Gordon Willey fue ampliamente reconocido los EE.UU., recibiendo la Medalla del Oro del Archaeological Institute of America entre muchos premios similares, doctorados honorarios de las Universidades de Arizona y Nuevo México, la presidencia de la American Anthropological Association (1961) y la Society for American Archaeology (1968). Fue miembro de la National Academy of Sciences, la American Academy of Arts and Sciences, la American Philosophical Society y miembro correspondiente de la British Academy de Inglaterra, además de miembro de la Sociedad de Anticuarios (en 1996 el primer el Vicepresidente Honorario de por vida) en la que también le dieron la Medalla de su Oro en el 2000 de mayo. Fue premiado con la Medalla Huxley del Royal Anthropological Institute en 1979 y Guatemala le otorgó el Orden del Quetzal en 1968.

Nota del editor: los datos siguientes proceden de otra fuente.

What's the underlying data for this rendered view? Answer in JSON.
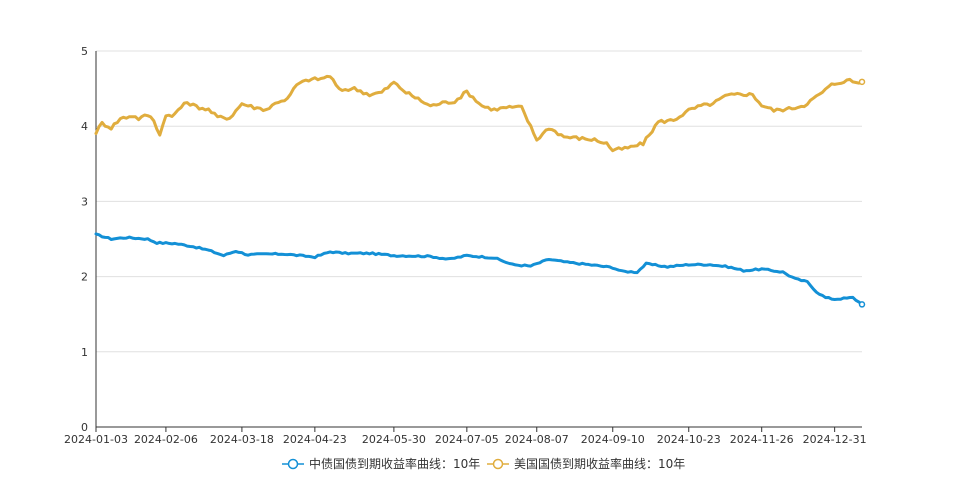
{
  "chart_data": {
    "type": "line",
    "x_ticks": [
      "2024-01-03",
      "2024-02-06",
      "2024-03-18",
      "2024-04-23",
      "2024-05-30",
      "2024-07-05",
      "2024-08-07",
      "2024-09-10",
      "2024-10-23",
      "2024-11-26",
      "2024-12-31"
    ],
    "x_tick_indices": [
      0,
      23,
      48,
      72,
      98,
      122,
      145,
      170,
      195,
      219,
      243
    ],
    "ylim": [
      0,
      5
    ],
    "y_ticks": [
      0,
      1,
      2,
      3,
      4,
      5
    ],
    "grid": true,
    "legend_position": "bottom-center",
    "series": [
      {
        "name": "中债国债到期收益率曲线：10年",
        "color": "#1390d6",
        "keypoints": [
          [
            0,
            2.56
          ],
          [
            5,
            2.5
          ],
          [
            10,
            2.52
          ],
          [
            17,
            2.5
          ],
          [
            20,
            2.45
          ],
          [
            26,
            2.44
          ],
          [
            32,
            2.4
          ],
          [
            37,
            2.35
          ],
          [
            42,
            2.28
          ],
          [
            46,
            2.34
          ],
          [
            50,
            2.29
          ],
          [
            56,
            2.3
          ],
          [
            62,
            2.3
          ],
          [
            72,
            2.26
          ],
          [
            77,
            2.33
          ],
          [
            82,
            2.31
          ],
          [
            90,
            2.31
          ],
          [
            98,
            2.28
          ],
          [
            110,
            2.27
          ],
          [
            116,
            2.23
          ],
          [
            122,
            2.28
          ],
          [
            131,
            2.25
          ],
          [
            137,
            2.16
          ],
          [
            143,
            2.14
          ],
          [
            149,
            2.23
          ],
          [
            155,
            2.19
          ],
          [
            162,
            2.16
          ],
          [
            170,
            2.12
          ],
          [
            173,
            2.07
          ],
          [
            178,
            2.06
          ],
          [
            181,
            2.17
          ],
          [
            188,
            2.13
          ],
          [
            195,
            2.16
          ],
          [
            202,
            2.16
          ],
          [
            208,
            2.13
          ],
          [
            213,
            2.08
          ],
          [
            219,
            2.1
          ],
          [
            226,
            2.06
          ],
          [
            230,
            1.97
          ],
          [
            234,
            1.93
          ],
          [
            237,
            1.8
          ],
          [
            240,
            1.72
          ],
          [
            243,
            1.7
          ],
          [
            246,
            1.71
          ],
          [
            249,
            1.72
          ],
          [
            252,
            1.63
          ]
        ]
      },
      {
        "name": "美国国债到期收益率曲线：10年",
        "color": "#e0ad3e",
        "keypoints": [
          [
            0,
            3.92
          ],
          [
            2,
            4.04
          ],
          [
            5,
            3.98
          ],
          [
            8,
            4.1
          ],
          [
            12,
            4.14
          ],
          [
            14,
            4.1
          ],
          [
            17,
            4.15
          ],
          [
            19,
            4.08
          ],
          [
            21,
            3.88
          ],
          [
            23,
            4.16
          ],
          [
            25,
            4.12
          ],
          [
            27,
            4.22
          ],
          [
            30,
            4.32
          ],
          [
            33,
            4.26
          ],
          [
            37,
            4.22
          ],
          [
            40,
            4.12
          ],
          [
            44,
            4.11
          ],
          [
            48,
            4.3
          ],
          [
            52,
            4.25
          ],
          [
            56,
            4.22
          ],
          [
            60,
            4.33
          ],
          [
            63,
            4.36
          ],
          [
            66,
            4.55
          ],
          [
            70,
            4.62
          ],
          [
            74,
            4.63
          ],
          [
            77,
            4.67
          ],
          [
            80,
            4.48
          ],
          [
            85,
            4.5
          ],
          [
            90,
            4.42
          ],
          [
            94,
            4.45
          ],
          [
            98,
            4.58
          ],
          [
            102,
            4.45
          ],
          [
            106,
            4.36
          ],
          [
            110,
            4.27
          ],
          [
            114,
            4.31
          ],
          [
            118,
            4.33
          ],
          [
            122,
            4.46
          ],
          [
            127,
            4.27
          ],
          [
            131,
            4.22
          ],
          [
            135,
            4.25
          ],
          [
            140,
            4.25
          ],
          [
            145,
            3.82
          ],
          [
            149,
            3.98
          ],
          [
            154,
            3.86
          ],
          [
            159,
            3.84
          ],
          [
            164,
            3.82
          ],
          [
            168,
            3.77
          ],
          [
            170,
            3.68
          ],
          [
            175,
            3.71
          ],
          [
            180,
            3.77
          ],
          [
            185,
            4.06
          ],
          [
            190,
            4.08
          ],
          [
            195,
            4.21
          ],
          [
            199,
            4.27
          ],
          [
            203,
            4.3
          ],
          [
            207,
            4.4
          ],
          [
            212,
            4.43
          ],
          [
            216,
            4.42
          ],
          [
            219,
            4.28
          ],
          [
            223,
            4.21
          ],
          [
            228,
            4.23
          ],
          [
            233,
            4.28
          ],
          [
            238,
            4.42
          ],
          [
            242,
            4.55
          ],
          [
            246,
            4.6
          ],
          [
            248,
            4.61
          ],
          [
            250,
            4.58
          ],
          [
            252,
            4.59
          ]
        ]
      }
    ]
  }
}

Alguno de los colegas de Willey sentían que debió tomar una posición firme en asuntos tales como el saqueo de sitios y el tráfico de antigüedades en el área maya, en el Perú y los Estados Unidos, usando del prestigio de su reputación y la titularidad de Bowditch Chair para adelantar las causas en las que creyeron la mayoría de su profesión. Por más de 50 años rechazó tomar partido.

Por inclinación y quizás por convicción Gordon Willey fue un sintetizador en lugar de un polemista: intentó ver todos los puntos de vista, en las políticas del pasado y en su reconstrucción sustantiva y llevar adelante un moderado sumario de las buenas ideas en los debates en que participaba.

Su amplia tolerancia ofendió a muchos durante un corto tiempo, a menos durante más tiempo, pero nadie negaría lo sustancial de sus logros. Cuando alcanzó la edad de 80 años determinó no hacer ninguna publicación más en el campo de la arqueología (aunque de hecho escribió ocasionales artículos y revisiones hasta el año pasado, algunos todavía en prensa) para consagrarse a escribir ficción. Su primera novela fue “Selena”.

Gordon R. Willey, arqueólogo y Bowditch Profesor en Harvard, nació en Iowa el 7 de marzo de 1913 y murió el 28 de abril de 2002 a la edad de 89 años.